Carnitine-acylcarnitine translocase deficiency (CACTD) is an autosomal recessive disorder affecting the carnitine-acylcarnitine translocase (CACT), which plays a pivotal role in mitochondrial fatty acid oxidation (FAO). This deficiency results from mutations in the SLC25A20 gene on chromosome 3p21.31, encompassing 9 exons and encoding 301 amino acids[1]. 42 mutation sites of this gene have been noted to be pathogenic in the Human Gene Mutation Database (HGMD). These variations primarily involve missense and deletion, impacting the activity of CACT, thereby reducing the transport of long-chain fatty acid into mitochondria[2].

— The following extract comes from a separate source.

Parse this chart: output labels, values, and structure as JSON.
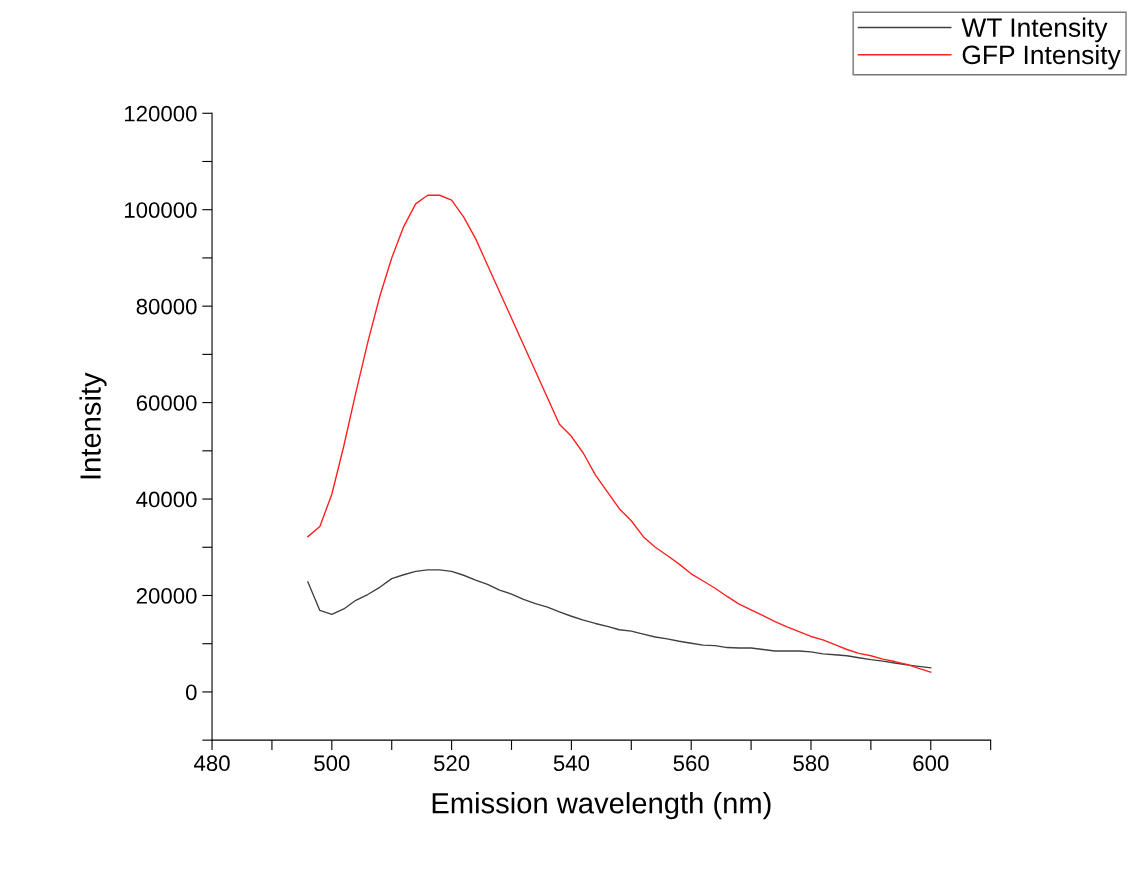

CACTD was initially documented in 1992[3]. It exhibits a relatively low prevalence, varying across populations due to genetic heterogeneity. Among the Chinese population, estimated incidences include 1/100,000 in Guangdong[4], 1/76,894 in Hunan[5], and 1/60,000 in Hong Kong[6]. In contrast, estimated incidences only range from 1/750,000 to 1/2,000,000 in the Caucasian population[7]. CACTD clinically manifests as metabolic decompensation, cardiomyopathy, hepatopathy, and myopathy[2]. Symptoms typically emerge in the neonatal period, characterized by rapid deterioration and a high mortality rate. Its rarity of incidence and the diversity of its clinical manifestations make diagnosis challenging, often requiring specialized biochemical and molecular testing to confirm. Up to now, there is still no consensus clinical criteria for CACTD[8].

This case confirms CACTD as the underlying cause of death in a Chinese family's second child, shedding light on the undetected genetic metabolic disorder leading to neonatal sudden death.